There might be several reasons why I might check sources. For example, the Edward Said citation I talked about in yesterday's post seemed suspicious because I know that is not the main point of Said's book. Sometimes I'll see two citations side by side that might seem incompatible or wildly different in genre: if someone is citing Shakespeare and Talcott Parsons to support the same claim I might get suspicious. Maybe a claim seems improbable and I want to see if the sources cited really support it. In other cases, I might just be curious about what a previous author said, so I'll check out the source for that reason. Maybe it contains a separate claim that I want to use in my own work.

Overcitation can cloud the waters by making it difficult for readers to check the references, sometimes creating a false impression that a lot of serious research has gone on.

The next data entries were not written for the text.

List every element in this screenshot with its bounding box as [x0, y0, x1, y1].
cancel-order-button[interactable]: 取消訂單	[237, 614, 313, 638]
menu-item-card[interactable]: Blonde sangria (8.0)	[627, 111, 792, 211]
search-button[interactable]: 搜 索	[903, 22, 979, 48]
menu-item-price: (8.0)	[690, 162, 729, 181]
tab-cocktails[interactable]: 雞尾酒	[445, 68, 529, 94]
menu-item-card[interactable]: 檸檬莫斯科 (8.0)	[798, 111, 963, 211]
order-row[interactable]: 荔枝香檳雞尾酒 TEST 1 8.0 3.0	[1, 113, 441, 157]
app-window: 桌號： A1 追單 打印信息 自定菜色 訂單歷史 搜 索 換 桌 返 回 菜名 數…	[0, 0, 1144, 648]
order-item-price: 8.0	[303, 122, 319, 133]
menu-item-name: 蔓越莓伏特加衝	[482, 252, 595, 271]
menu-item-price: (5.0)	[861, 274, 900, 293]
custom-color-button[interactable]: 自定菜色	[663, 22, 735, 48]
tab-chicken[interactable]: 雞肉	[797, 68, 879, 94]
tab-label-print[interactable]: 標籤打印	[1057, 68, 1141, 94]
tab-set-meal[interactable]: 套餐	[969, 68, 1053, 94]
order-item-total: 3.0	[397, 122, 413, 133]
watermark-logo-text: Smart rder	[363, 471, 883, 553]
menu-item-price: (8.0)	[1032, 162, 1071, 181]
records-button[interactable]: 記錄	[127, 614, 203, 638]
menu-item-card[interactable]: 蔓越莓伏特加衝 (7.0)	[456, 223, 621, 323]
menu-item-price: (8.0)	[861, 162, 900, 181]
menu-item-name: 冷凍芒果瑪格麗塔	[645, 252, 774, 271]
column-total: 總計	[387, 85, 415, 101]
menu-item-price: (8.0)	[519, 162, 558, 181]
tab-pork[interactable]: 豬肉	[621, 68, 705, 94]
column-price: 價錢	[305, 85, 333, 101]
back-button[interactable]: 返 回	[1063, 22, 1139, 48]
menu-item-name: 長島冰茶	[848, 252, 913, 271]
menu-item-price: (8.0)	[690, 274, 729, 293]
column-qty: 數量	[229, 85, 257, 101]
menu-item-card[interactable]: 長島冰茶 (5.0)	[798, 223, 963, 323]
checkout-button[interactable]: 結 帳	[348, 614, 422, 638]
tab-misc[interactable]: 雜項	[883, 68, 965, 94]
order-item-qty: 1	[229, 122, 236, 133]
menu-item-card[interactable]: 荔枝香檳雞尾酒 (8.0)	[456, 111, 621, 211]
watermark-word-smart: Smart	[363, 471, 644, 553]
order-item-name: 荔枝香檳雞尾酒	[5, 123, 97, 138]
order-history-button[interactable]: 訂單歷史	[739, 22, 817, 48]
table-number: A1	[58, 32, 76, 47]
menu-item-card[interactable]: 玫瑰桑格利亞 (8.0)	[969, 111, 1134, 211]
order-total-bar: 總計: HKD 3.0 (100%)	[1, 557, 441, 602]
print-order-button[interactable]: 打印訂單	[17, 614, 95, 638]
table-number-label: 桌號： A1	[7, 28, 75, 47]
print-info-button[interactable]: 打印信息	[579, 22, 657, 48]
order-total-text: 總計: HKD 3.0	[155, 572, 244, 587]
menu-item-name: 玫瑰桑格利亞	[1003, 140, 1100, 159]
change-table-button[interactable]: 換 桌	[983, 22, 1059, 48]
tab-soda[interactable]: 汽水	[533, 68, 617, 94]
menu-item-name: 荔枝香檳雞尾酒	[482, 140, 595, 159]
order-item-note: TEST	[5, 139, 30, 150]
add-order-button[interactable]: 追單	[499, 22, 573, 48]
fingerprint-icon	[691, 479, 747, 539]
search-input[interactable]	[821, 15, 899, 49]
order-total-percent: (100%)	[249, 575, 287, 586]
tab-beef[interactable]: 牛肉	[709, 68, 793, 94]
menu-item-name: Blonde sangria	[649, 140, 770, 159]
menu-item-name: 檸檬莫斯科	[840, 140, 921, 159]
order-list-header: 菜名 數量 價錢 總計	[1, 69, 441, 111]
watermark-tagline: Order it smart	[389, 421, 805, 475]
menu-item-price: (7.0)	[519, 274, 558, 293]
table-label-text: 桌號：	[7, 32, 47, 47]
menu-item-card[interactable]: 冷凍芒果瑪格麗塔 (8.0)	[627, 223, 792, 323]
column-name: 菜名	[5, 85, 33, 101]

Massive references can intimidate less experienced scholars. A superfluous source is one that is adduced in support of a non-controversial or over-obvious point, or is redundant or irrelevant, or doesn't quite support the claim being made. Since overcitation is not a hanging offense like plagiarism, people get away with it a lot more.

Another mistake some people make is place all references on equal footing. What if the source I'm citing is a self-help book of dubious scholarly merit? It is still a name in parentheses with a page number and a date, but it should not have the same authority. Maybe it is a book published 100-years ago. Should I cite it alongside a more recent source without acknowledging the time lag? I want to feel I trust a scholar to have made the relevant acts of discrimination so sh/e can steer me to valid sources of information. Anything that undermines that trust weakens scholarly authority.